Although some cities are known for vibrant street retail—New York, Chicago, San Francisco and Boston, to name just a few—more and more investors are broadening their definition to include smaller cities such as Savannah, Ga.
“We’ve always included ‘Main Street’ retail as part of street retail,” Conlon says. “It doesn’t have to be Madison Avenue in Manhattan or M Street in Georgetown [in Washington, D.C.].”
For example, Acadia has acquired 24 separate buildings on Savannah’s Broughton Street in the past 12 months.

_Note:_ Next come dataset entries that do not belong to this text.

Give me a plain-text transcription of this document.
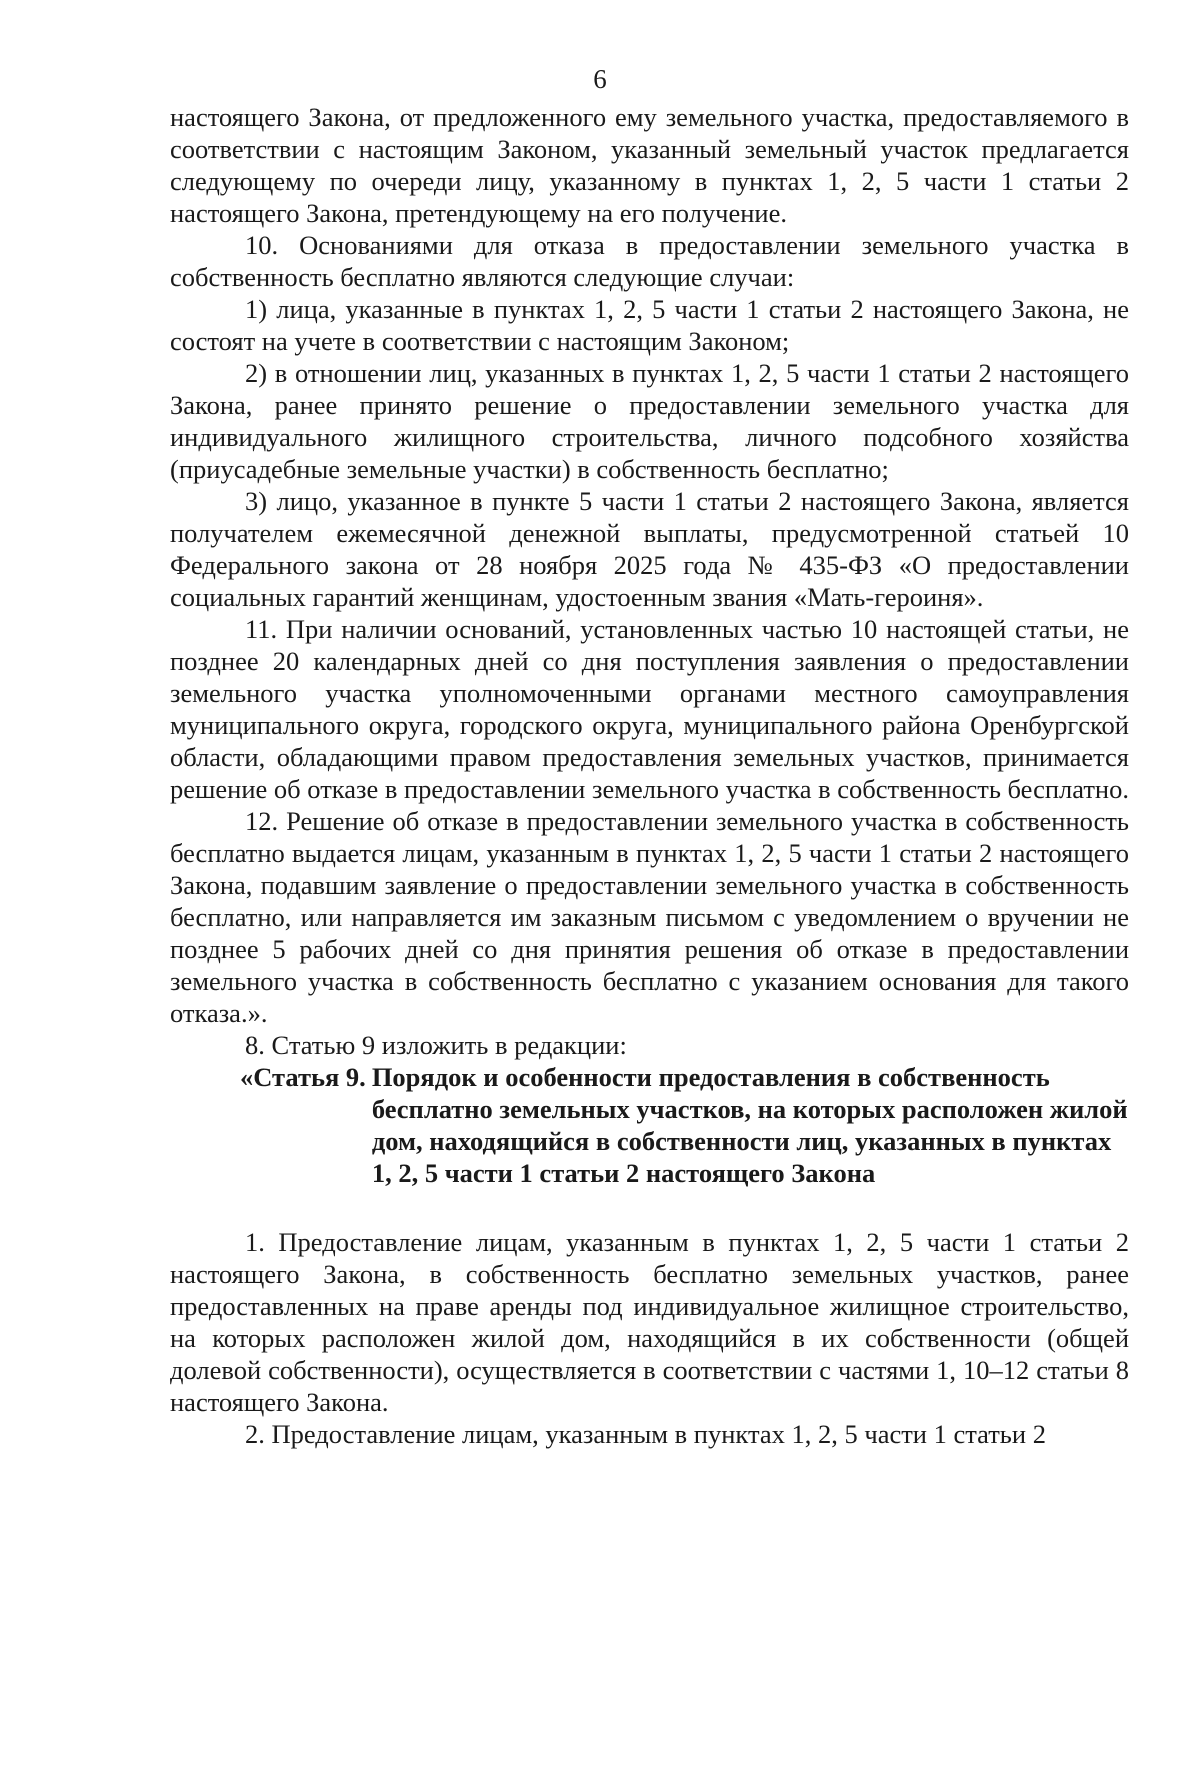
6

настоящего Закона, от предложенного ему земельного участка, предоставляемого в соответствии с настоящим Законом, указанный земельный участок предлагается следующему по очереди лицу, указанному в пунктах 1, 2, 5 части 1 статьи 2 настоящего Закона, претендующему на его получение.

10. Основаниями для отказа в предоставлении земельного участка в собственность бесплатно являются следующие случаи:

1) лица, указанные в пунктах 1, 2, 5 части 1 статьи 2 настоящего Закона, не состоят на учете в соответствии с настоящим Законом;

2) в отношении лиц, указанных в пунктах 1, 2, 5 части 1 статьи 2 настоящего Закона, ранее принято решение о предоставлении земельного участка для индивидуального жилищного строительства, личного подсобного хозяйства (приусадебные земельные участки) в собственность бесплатно;

3) лицо, указанное в пункте 5 части 1 статьи 2 настоящего Закона, является получателем ежемесячной денежной выплаты, предусмотренной статьей 10 Федерального закона от 28 ноября 2025 года № 435-ФЗ «О предоставлении социальных гарантий женщинам, удостоенным звания «Мать-героиня».

11. При наличии оснований, установленных частью 10 настоящей статьи, не позднее 20 календарных дней со дня поступления заявления о предоставлении земельного участка уполномоченными органами местного самоуправления муниципального округа, городского округа, муниципального района Оренбургской области, обладающими правом предоставления земельных участков, принимается решение об отказе в предоставлении земельного участка в собственность бесплатно.

12. Решение об отказе в предоставлении земельного участка в собственность бесплатно выдается лицам, указанным в пунктах 1, 2, 5 части 1 статьи 2 настоящего Закона, подавшим заявление о предоставлении земельного участка в собственность бесплатно, или направляется им заказным письмом с уведомлением о вручении не позднее 5 рабочих дней со дня принятия решения об отказе в предоставлении земельного участка в собственность бесплатно с указанием основания для такого отказа.».

8. Статью 9 изложить в редакции:

«Статья 9. Порядок и особенности предоставления в собственность бесплатно земельных участков, на которых расположен жилой дом, находящийся в собственности лиц, указанных в пунктах 1, 2, 5 части 1 статьи 2 настоящего Закона

1. Предоставление лицам, указанным в пунктах 1, 2, 5 части 1 статьи 2 настоящего Закона, в собственность бесплатно земельных участков, ранее предоставленных на праве аренды под индивидуальное жилищное строительство, на которых расположен жилой дом, находящийся в их собственности (общей долевой собственности), осуществляется в соответствии с частями 1, 10–12 статьи 8 настоящего Закона.

2. Предоставление лицам, указанным в пунктах 1, 2, 5 части 1 статьи 2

Since then, the REIT has inked new leases with J. Crew, Lulu Lemon, and L’occitane.
“Retailers are realizing that more people are living in urban areas, and they think it’s worthwhile to open more stores in these markets to take advantage of the demographics,” Goldfarb says.

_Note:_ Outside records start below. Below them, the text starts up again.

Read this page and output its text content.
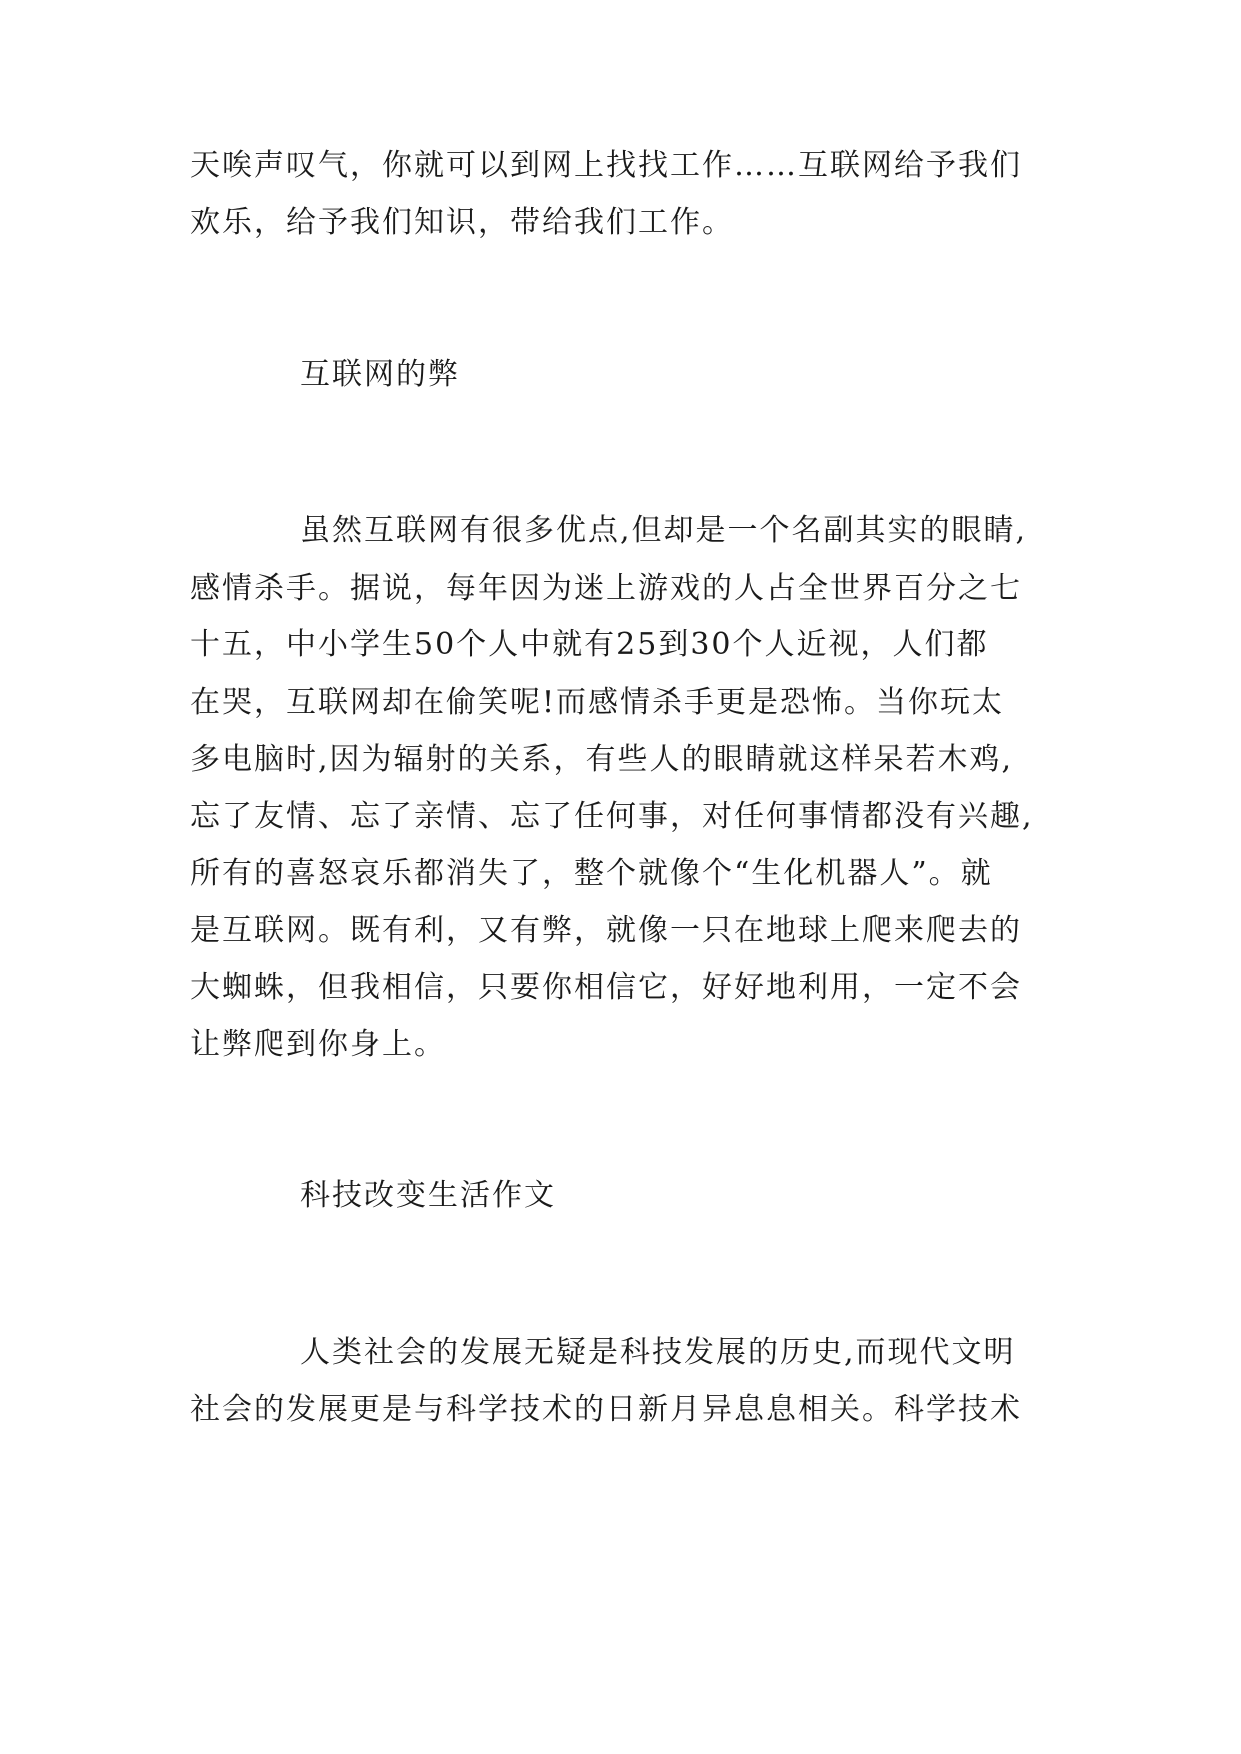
天唉声叹气，你就可以到网上找找工作……互联网给予我们
欢乐，给予我们知识，带给我们工作。
互联网的弊
虽然互联网有很多优点,但却是一个名副其实的眼睛,
感情杀手。据说，每年因为迷上游戏的人占全世界百分之七
十五，中小学生50个人中就有25到30个人近视，人们都
在哭，互联网却在偷笑呢!而感情杀手更是恐怖。当你玩太
多电脑时,因为辐射的关系，有些人的眼睛就这样呆若木鸡,
忘了友情、忘了亲情、忘了任何事，对任何事情都没有兴趣,
所有的喜怒哀乐都消失了，整个就像个“生化机器人”。就
是互联网。既有利，又有弊，就像一只在地球上爬来爬去的
大蜘蛛，但我相信，只要你相信它，好好地利用，一定不会
让弊爬到你身上。
科技改变生活作文
人类社会的发展无疑是科技发展的历史,而现代文明
社会的发展更是与科学技术的日新月异息息相关。科学技术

Strong demand from retailers
As the U.S. emerged from the Great Recession, Conlon says Acadia paused to think about its strategy. “When the sun began to come out, we looked at the different flavors of real estate we owned—suburban shopping centers and street retail—and we realized something we didn’t appreciate until after the recession: street retail recovered sooner.”
Suburban markets, meanwhile, were slow to come back, Conlon recalls. Yet street retail experienced heavy tenant demand, increased rents, and retailer success.
“We decided to put ourselves in a position to capture that,” he explains, pointing out that most street retail contracts have 3 percent annual rent bumps. “Some places have had even stronger growth.”
In Miami Beach, Fla., for example, rents for street retail space along Lincoln Road have doubled over the past few years, Conlon says. “You don’t see that kind of growth in suburban markets,” he notes, adding that the REIT has no plans to abandon suburban retail. “Our expectations are just a lot more muted.”
Demand for street retail is particularly strong from international retailers looking to expand stateside. “Their strategy is to open in gateway cities like New York, Chicago, San Francisco and Miami, and more often than not, they choose street retail,” Conlon says. “They’re looking at these street retail stores as not just a store, but as a branding/marketing opportunity.”
However, Conlon is quick to point out that Acadia’s investment decisions aren’t driven by the current tenants in a particular street retail asset. “We’re never buying a retailer,” he says. “If we have a great retailer now, we have no expectations that it will always be a great retailer. We buy the street, the block and the building that we think is going to be attractive to the next great retailer.”